For most of our time in Chattanooga, TN, we raised four chickens in our backyard. Blaster, Leia, Skittles, and Clara were the tenants of a pretty wonderful little chicken run in. Their rent? They gave us 3-4 eggs per day. They also gave us a lot of love.
On the weekends we’d scramble most of the eggs and eat them as a family for breakfast. Sometimes Finn would join in with the cooking. It was absolutely amazing to watch a 6 year old cook. I myself never really learned how to cook until I was in my twenties. It was a joy to see my son learning skills that had taken me so long to learn. Other times Haley would make what we call “Toad in a Hole”, a nice egg dish that involved toast and egg-y goodness.
The lovely ladies were lovely indeed. Chickens may not be the smartest animals out there, but when you bring them into your family and show them love and attention they quickly become your friends. The girls would often times be out in the backyard with my sons Finn and Aero. They’d chase each other around. When my wife Haley and I called for the chickens or whistled at them, they’d follow us around. They knew what to expect from us. We feed you and you feed us. We love you and you love us.

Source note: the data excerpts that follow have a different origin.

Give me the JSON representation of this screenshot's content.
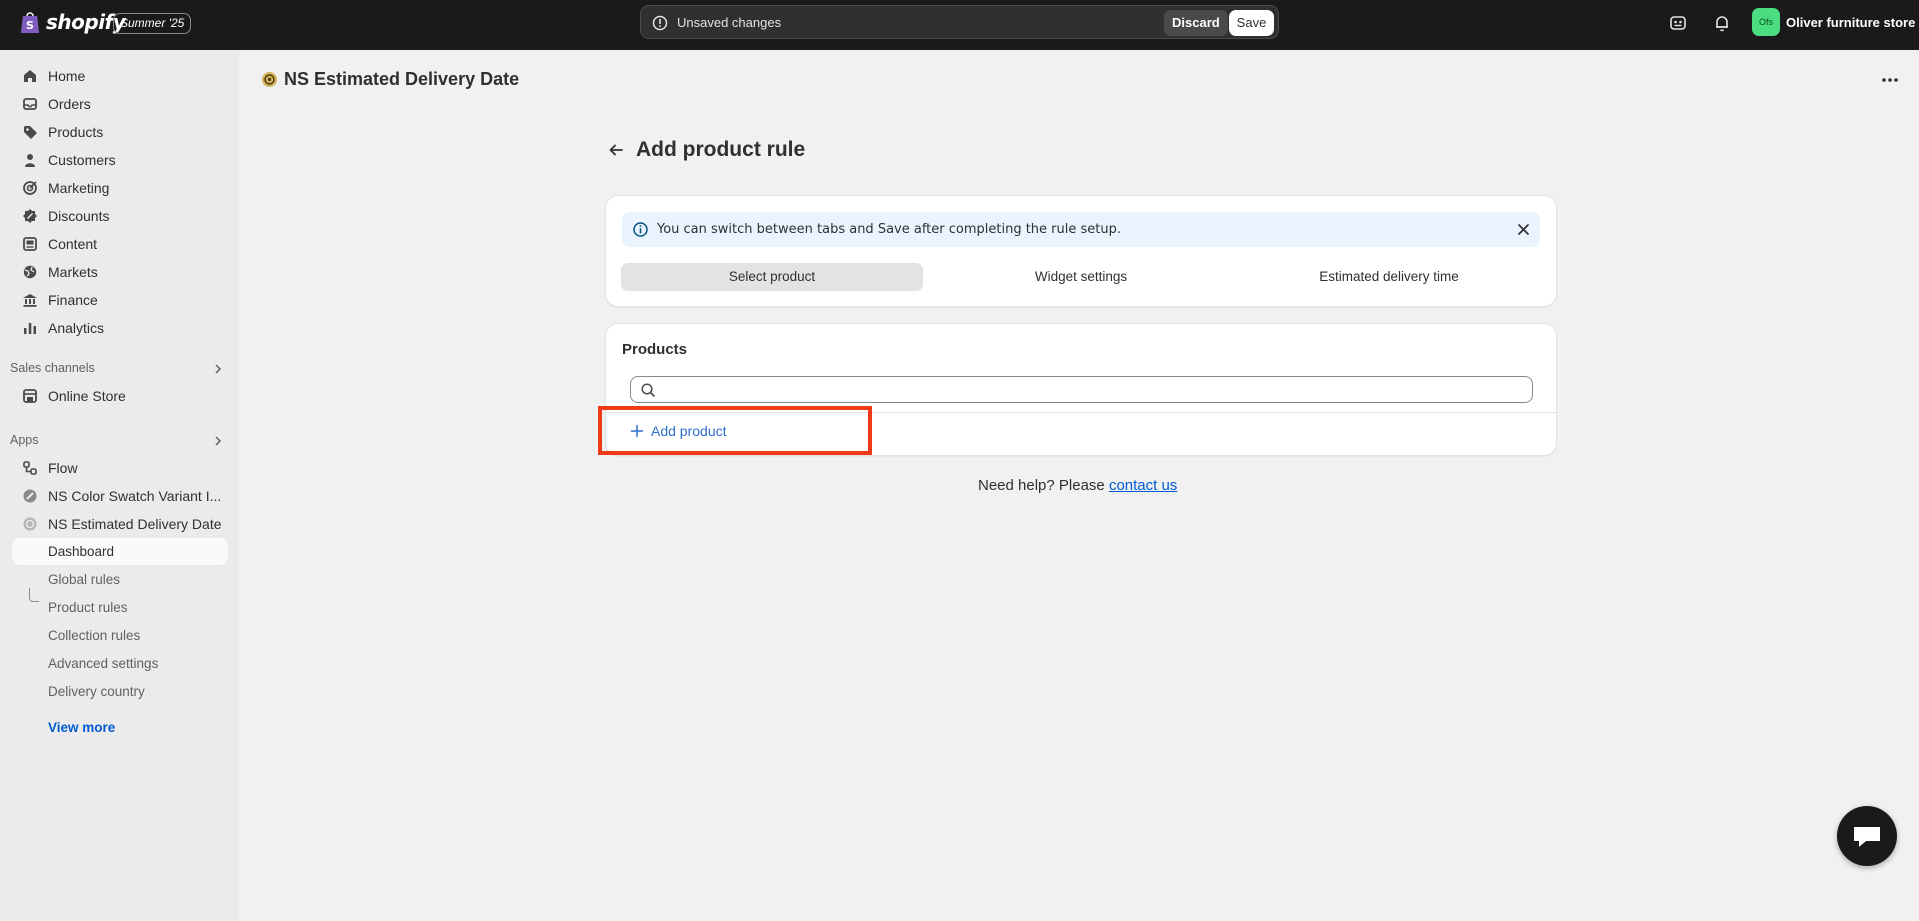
{
  "topbar": {
    "brand": "shopify",
    "edition_badge": "Summer '25",
    "unsaved_text": "Unsaved changes",
    "discard_label": "Discard",
    "save_label": "Save",
    "store_initials": "Ofs",
    "store_name": "Oliver furniture store"
  },
  "sidebar": {
    "main_items": [
      {
        "label": "Home",
        "icon": "home-icon"
      },
      {
        "label": "Orders",
        "icon": "orders-icon"
      },
      {
        "label": "Products",
        "icon": "tag-icon"
      },
      {
        "label": "Customers",
        "icon": "person-icon"
      },
      {
        "label": "Marketing",
        "icon": "target-icon"
      },
      {
        "label": "Discounts",
        "icon": "discount-icon"
      },
      {
        "label": "Content",
        "icon": "content-icon"
      },
      {
        "label": "Markets",
        "icon": "globe-icon"
      },
      {
        "label": "Finance",
        "icon": "bank-icon"
      },
      {
        "label": "Analytics",
        "icon": "bar-chart-icon"
      }
    ],
    "sales_channels_label": "Sales channels",
    "online_store_label": "Online Store",
    "apps_label": "Apps",
    "apps": [
      {
        "label": "Flow",
        "icon": "flow-icon"
      },
      {
        "label": "NS Color Swatch Variant I...",
        "icon": "swatch-app-icon"
      },
      {
        "label": "NS Estimated Delivery Date",
        "icon": "delivery-app-icon"
      }
    ],
    "sub_items": [
      {
        "label": "Dashboard",
        "active": true
      },
      {
        "label": "Global rules"
      },
      {
        "label": "Product rules"
      },
      {
        "label": "Collection rules"
      },
      {
        "label": "Advanced settings"
      },
      {
        "label": "Delivery country"
      }
    ],
    "view_more": "View more"
  },
  "main": {
    "app_title": "NS Estimated Delivery Date",
    "page_title": "Add product rule",
    "banner_text": "You can switch between tabs and Save after completing the rule setup.",
    "tabs": [
      {
        "label": "Select product",
        "selected": true
      },
      {
        "label": "Widget settings",
        "selected": false
      },
      {
        "label": "Estimated delivery time",
        "selected": false
      }
    ],
    "products_card": {
      "title": "Products",
      "search_placeholder": "",
      "add_product_label": "Add product"
    },
    "help_text": "Need help? Please",
    "help_link": "contact us"
  },
  "colors": {
    "topbar_bg": "#1a1a1a",
    "accent_link": "#005bd3",
    "highlight_border": "#f03a17",
    "banner_bg": "#eaf4ff"
  }
}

The weird part, and kind of the reason why I’m writing this blog post, is that chickens were illegal in backyards in Chattanooga, TN. While no one ever complained about the chickens, there was always the threat of “oh my gosh what will we do if they take our ladies from us?”
Just two miles away from our home was a chicken processing plant. I don’t know what they made there, but they had hundreds of chickens going into the plant daily. It had a smell of chickens and industrial meat processing hanging over it. Our backyard? It smelled like grass and happy, well kept chickens. But for some reason, our chickens were illegal. I understand what’s most likely happening here. The chicken processing plant brings in money and jobs to the community. I am all for that. If our city didn’t have it, somewhere else would. I’m glad we were able to give people jobs.

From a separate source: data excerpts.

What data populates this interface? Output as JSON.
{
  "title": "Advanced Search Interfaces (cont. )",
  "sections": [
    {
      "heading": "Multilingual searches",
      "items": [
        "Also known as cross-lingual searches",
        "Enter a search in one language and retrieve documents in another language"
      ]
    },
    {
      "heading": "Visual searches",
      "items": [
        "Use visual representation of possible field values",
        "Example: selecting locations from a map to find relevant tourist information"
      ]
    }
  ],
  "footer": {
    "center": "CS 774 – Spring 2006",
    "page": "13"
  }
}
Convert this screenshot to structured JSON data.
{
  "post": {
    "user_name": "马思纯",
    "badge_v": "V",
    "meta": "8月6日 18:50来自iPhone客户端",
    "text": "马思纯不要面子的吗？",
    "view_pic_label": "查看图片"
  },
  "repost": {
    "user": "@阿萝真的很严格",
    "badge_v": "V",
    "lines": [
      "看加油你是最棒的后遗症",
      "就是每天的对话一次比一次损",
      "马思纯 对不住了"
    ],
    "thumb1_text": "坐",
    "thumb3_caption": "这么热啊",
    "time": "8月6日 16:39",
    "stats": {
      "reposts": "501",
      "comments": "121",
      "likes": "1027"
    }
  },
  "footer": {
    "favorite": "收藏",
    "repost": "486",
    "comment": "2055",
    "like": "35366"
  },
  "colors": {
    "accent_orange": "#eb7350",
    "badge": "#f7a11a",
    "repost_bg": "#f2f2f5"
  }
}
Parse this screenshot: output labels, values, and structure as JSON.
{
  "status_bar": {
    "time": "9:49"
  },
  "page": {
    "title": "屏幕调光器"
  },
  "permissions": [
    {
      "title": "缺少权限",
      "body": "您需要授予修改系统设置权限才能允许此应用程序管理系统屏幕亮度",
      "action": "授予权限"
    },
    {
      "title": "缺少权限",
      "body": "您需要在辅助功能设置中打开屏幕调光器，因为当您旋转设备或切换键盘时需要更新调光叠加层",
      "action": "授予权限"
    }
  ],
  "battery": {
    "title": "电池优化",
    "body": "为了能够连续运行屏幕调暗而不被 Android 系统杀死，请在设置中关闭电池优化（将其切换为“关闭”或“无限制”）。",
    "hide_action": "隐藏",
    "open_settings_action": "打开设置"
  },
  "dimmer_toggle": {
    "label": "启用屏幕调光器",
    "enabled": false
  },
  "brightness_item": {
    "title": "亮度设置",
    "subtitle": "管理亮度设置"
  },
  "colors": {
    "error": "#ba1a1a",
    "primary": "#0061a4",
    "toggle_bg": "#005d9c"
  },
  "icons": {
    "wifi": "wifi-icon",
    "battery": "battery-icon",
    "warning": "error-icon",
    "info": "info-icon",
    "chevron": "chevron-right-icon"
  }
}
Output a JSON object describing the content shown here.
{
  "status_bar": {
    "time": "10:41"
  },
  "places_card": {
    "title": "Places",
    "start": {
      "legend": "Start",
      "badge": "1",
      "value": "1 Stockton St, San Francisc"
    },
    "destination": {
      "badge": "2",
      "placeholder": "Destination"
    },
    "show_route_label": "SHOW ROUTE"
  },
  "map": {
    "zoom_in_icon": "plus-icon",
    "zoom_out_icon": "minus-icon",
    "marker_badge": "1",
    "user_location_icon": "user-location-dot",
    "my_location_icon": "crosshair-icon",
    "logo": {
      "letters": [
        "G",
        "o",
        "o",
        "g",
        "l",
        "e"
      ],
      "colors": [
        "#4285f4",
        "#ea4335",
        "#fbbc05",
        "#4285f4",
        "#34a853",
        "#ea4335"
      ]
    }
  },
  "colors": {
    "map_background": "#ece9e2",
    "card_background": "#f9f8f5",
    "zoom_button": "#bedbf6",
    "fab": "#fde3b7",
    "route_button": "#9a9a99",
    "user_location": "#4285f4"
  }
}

I wish it could be different for Chattanooga residents and other cities that don’t allow residents to keep chickens (or goats!) on their property. Our lovely ladies were amazing for our family. They brought us not only eggs but a whole lot of love. They taught our sons how to take care of animals and how food comes from things all around us.
Personally, it taught me to slow down and enjoy the little things in life that we don’t always talk about. Birds are always flying around us, chirping away. The grass, the plants, and the trees are always growing. Your family and friends are growing up and getting older. These are the things that matter. Clara, Blaster, Leia, and Skittles helped me realize that.

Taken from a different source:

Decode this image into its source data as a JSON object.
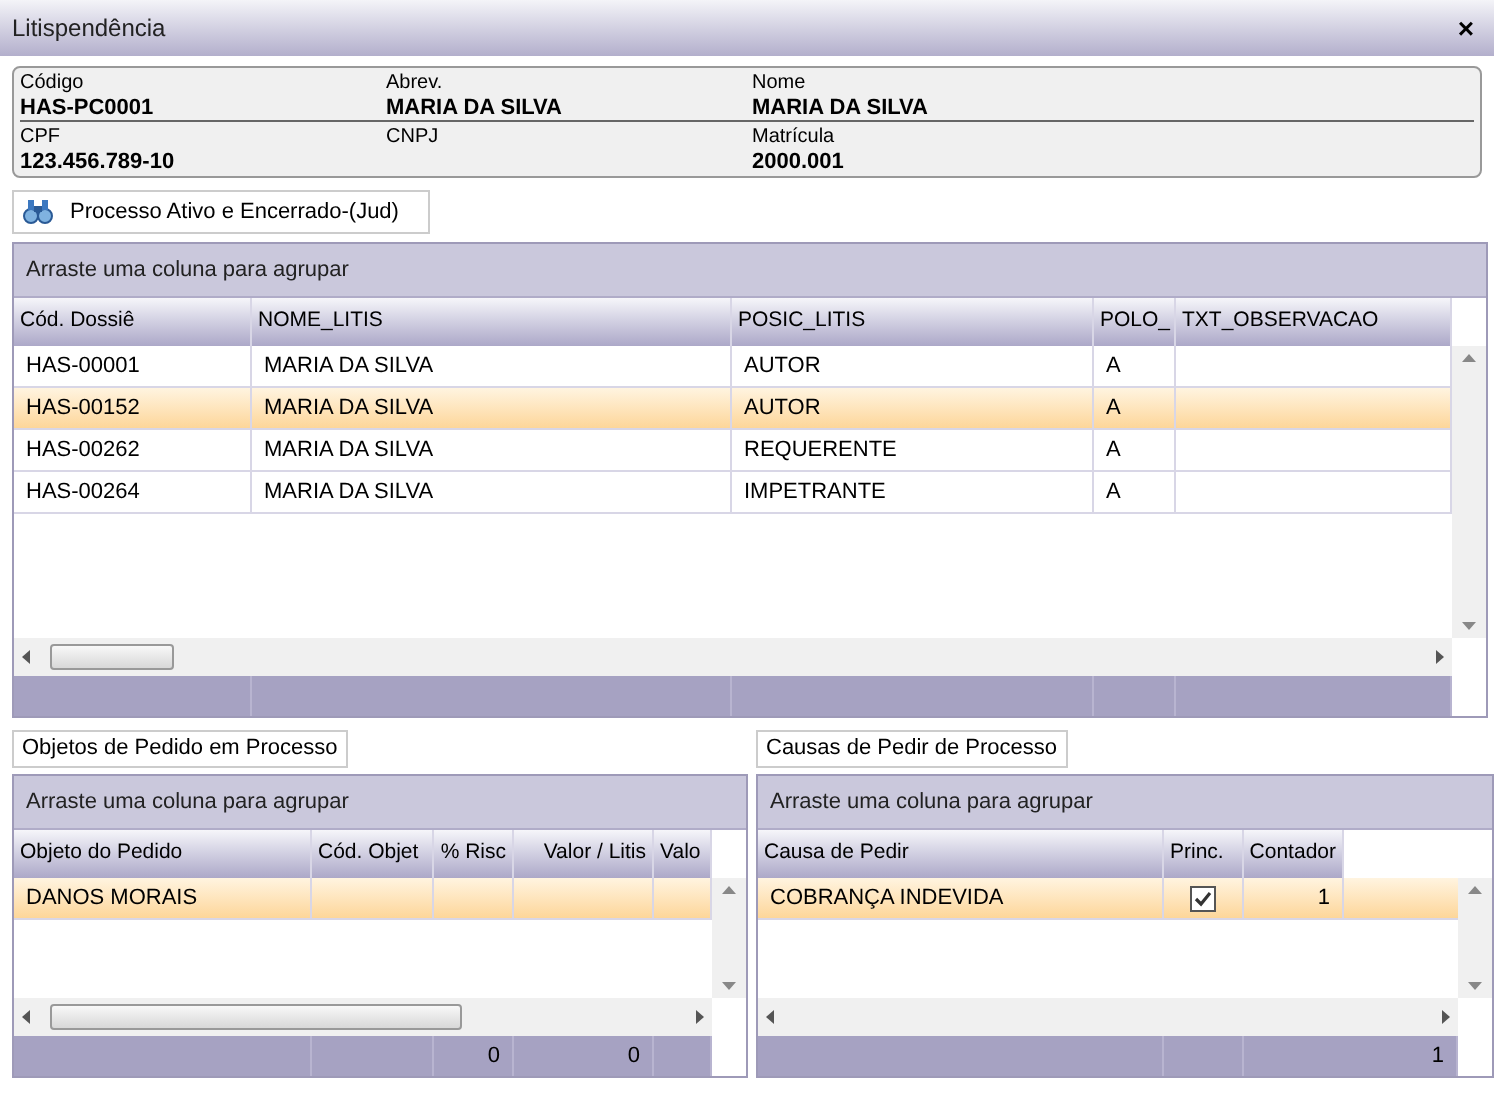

Before chickens, there was a big part of me that was determined to be the best goddamn human being and librarian ever. I wanted to show the world that I could do it! I wanted to travel the world, push boundaries, and blow people’s minds! I wanted to be the best. After chickens, I want to go home, cut the grass, hang out with my family, and take care of our home. I still want to be an amazing librarian but you know what? That’s way down there on the list.
It is amazing when you finally see what matters in real life. A couple of egg laying beasts taught me. Life is bizarre. Life is awesome.
Chattanooga and other cities….make those backyard chickens legal!